Guest Post by: Dhiren (Market Sentinel)
It’s been written – sort of.
Creative social have put together a nice eBook called “Digital Advertising: Past, Present and Future”. The book is a compilation of essays and comments, from digital thought-leaders, about how digital advertising has been evolving.
I haven’t got myself a copy yet, however, Steve Henry has put some sound-bites on his blog. A few of my favourites in include:
“Succeeding as a social brand is quite simple … It’s the “you scratch my back, I’ll scratch yours” principle inherent in all interactions between apes … Known as the “value exchange”, this is the fundamental principle of the new marketing.” – Chris Clarke
“With the principle of value exchange in mind, smart brands have taken to looking at their target audience’s behaviours and interests, looking for overlap with the brand proposition, and then intervening in positive ways to amplify the audience’s enjoyment … This opens the door to some fruitful forms of value exchange where marketing budgets can be put to good use improving the world we live in rather than simply cluttering it up with ad messages.” – Chris Clarke
“… the internet is not constrained to that screen, that box in front of us anymore. The Net is migrating onto handsets and bleeding into the real world … But with all this data online, on mobiles and offline, how is anybody going to find anything anymore ? … We need a Filter on the old 2.0 web. A Meta web that sits around the old web like a halo or onion skin. This new brain is being fuelled by the fact that the current static IP address structure of the web with unique URLs for sites is also changing as we speak. We no longer access content through a unique URL; instead we have unique IP addresses for each piece of data. There will be an infinite number of unique addresses available, so each thought, image, word and pixel will have a unique address … The consequence of all this is that traditional online advertising will lose its importance. What surfaces on the Filter will be conversations about your product. Our opinions, thoughts, and feelings will replace advertising messages. That’s why it’s vital to have a good product – something that people like to talk about. Good agencies understand that, and create content that comes through the Filter. Content that’s free, new, useful and funny” – Flo Heiss
Both the comments and the book are both interesting because I’m seeing various traditional communications agencies (Advertising, PR and Media) adopt their value proposition in order to deliver content, products or branded media properties that create conversations. Two agencies that seem to do this very well are Anomaly and Wieden+Kennedy. Anomaly recently created By Lauren Luke, a premium cosmetics brand and W+K Delhi produced a sub-culture magazine for the Delhi cool crowd.
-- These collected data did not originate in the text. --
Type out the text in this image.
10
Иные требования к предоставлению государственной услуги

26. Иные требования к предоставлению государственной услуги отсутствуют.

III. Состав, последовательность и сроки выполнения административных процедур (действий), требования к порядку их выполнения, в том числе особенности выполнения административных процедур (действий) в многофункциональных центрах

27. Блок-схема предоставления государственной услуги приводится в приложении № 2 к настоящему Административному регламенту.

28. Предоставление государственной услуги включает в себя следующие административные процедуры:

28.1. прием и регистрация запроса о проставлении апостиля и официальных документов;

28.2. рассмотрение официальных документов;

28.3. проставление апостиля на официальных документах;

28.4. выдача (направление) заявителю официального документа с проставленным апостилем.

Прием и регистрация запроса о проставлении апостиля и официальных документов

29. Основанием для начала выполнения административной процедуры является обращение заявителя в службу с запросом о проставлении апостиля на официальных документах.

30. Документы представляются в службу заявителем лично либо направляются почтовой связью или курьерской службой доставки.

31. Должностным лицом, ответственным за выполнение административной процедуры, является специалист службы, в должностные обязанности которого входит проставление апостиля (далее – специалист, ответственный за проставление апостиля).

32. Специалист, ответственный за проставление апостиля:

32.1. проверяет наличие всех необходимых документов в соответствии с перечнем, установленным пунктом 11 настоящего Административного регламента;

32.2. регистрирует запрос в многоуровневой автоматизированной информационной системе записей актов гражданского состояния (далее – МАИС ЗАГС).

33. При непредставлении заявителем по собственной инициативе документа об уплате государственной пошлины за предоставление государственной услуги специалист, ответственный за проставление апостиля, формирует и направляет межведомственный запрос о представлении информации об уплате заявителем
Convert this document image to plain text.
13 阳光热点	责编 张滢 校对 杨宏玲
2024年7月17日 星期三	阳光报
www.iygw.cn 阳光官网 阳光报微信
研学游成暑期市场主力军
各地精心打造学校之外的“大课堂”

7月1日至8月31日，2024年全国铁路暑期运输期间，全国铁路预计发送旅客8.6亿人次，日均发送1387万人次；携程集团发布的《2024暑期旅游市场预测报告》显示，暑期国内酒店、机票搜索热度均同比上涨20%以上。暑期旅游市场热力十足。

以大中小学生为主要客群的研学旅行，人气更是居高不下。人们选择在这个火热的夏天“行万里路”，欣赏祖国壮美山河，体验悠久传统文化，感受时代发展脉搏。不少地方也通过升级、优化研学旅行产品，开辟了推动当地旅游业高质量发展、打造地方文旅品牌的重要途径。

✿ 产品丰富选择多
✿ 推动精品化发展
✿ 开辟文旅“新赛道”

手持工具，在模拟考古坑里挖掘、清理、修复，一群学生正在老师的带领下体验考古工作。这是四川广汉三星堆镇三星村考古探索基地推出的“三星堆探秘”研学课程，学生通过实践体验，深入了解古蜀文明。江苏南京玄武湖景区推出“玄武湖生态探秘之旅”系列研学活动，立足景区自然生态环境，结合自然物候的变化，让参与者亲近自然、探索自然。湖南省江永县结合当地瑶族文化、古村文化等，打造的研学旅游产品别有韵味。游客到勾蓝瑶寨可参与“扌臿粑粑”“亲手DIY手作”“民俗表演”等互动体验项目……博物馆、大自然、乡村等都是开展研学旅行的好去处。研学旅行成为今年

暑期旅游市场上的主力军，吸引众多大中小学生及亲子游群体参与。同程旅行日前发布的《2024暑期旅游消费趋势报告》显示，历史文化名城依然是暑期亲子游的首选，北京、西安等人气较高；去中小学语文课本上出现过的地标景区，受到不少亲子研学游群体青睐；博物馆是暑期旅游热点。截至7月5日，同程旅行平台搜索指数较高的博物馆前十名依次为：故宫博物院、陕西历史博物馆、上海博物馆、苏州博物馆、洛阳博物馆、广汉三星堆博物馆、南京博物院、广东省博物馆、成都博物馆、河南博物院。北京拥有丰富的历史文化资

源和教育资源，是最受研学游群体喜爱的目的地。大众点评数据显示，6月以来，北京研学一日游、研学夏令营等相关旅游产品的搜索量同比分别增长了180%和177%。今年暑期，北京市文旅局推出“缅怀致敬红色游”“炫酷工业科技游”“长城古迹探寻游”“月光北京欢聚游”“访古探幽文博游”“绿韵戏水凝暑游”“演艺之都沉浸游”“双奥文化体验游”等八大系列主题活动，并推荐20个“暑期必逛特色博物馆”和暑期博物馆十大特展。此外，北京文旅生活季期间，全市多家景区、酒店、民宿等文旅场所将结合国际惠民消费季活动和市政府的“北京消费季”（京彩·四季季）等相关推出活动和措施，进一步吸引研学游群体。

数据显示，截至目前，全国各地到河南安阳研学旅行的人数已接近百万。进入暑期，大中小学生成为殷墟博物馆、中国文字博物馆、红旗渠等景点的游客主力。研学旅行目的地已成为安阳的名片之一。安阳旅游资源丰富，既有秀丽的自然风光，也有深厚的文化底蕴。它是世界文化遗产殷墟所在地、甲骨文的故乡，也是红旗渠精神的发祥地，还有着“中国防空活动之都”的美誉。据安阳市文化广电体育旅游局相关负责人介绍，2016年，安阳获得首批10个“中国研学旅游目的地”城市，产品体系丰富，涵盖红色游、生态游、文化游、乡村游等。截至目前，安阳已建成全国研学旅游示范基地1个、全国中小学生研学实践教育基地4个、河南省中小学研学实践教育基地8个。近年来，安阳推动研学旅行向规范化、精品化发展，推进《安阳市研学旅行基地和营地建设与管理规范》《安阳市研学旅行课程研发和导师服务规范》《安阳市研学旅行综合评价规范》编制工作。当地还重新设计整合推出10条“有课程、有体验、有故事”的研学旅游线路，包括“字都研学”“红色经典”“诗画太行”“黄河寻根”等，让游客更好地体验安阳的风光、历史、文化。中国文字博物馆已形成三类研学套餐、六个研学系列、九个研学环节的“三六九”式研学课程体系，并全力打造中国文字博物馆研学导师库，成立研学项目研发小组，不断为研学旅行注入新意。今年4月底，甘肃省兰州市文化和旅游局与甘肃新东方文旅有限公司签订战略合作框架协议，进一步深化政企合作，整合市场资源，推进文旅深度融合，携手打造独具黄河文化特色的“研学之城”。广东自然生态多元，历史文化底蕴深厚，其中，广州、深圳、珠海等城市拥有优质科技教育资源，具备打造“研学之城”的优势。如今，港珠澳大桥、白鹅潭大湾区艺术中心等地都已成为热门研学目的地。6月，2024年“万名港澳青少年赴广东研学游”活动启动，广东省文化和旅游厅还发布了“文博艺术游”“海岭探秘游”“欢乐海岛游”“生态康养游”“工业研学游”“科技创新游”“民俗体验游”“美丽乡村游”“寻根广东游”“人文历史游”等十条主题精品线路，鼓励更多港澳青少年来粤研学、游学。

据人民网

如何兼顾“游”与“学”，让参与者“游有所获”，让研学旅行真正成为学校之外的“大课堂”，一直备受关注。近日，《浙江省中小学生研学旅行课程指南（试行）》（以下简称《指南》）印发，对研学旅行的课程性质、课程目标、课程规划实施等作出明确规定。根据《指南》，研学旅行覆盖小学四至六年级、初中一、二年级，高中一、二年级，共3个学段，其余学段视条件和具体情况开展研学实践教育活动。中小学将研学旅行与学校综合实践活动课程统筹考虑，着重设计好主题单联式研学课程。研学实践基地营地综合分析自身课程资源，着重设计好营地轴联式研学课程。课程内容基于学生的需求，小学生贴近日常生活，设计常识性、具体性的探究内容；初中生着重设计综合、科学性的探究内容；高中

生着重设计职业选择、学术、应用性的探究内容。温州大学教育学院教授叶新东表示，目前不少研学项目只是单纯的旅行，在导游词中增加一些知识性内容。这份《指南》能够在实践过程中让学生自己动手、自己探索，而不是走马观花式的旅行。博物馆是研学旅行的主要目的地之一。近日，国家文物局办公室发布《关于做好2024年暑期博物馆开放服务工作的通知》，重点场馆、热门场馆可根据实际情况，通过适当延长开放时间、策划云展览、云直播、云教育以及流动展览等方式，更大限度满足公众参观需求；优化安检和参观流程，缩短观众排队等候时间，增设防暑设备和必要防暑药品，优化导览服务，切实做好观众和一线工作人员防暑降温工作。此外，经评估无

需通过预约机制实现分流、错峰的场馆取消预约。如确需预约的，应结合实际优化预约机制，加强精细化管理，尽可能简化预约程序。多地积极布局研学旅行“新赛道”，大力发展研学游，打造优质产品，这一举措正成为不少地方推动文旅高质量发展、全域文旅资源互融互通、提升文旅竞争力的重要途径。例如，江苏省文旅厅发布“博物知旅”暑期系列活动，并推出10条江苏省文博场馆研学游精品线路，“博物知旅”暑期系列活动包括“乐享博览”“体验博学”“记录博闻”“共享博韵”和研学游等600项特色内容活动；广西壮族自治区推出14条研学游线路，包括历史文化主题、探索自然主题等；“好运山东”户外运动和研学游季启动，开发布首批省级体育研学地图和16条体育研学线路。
As more agencies work to deliver content that “comes through the filter”, we’re going to see a growing interest in how this content is discussed? Where are the discussions coming from? How content is being shared and which networks are introducing ideas to new and relevant groups of people?
Brands have fans, but their levels of loyalty and interaction vary. Members of branded communities include Super-Fans that are very loyal and badge holders, which “Like” pages purely for status reasons. Have you ever considered how many Porsche fans on Facebook actually own one of their cars?
Super-Fans are the key to ensuring that ideas travel further. These hybrid maven/connector types are the people that all marketers should be looking for and thinking about.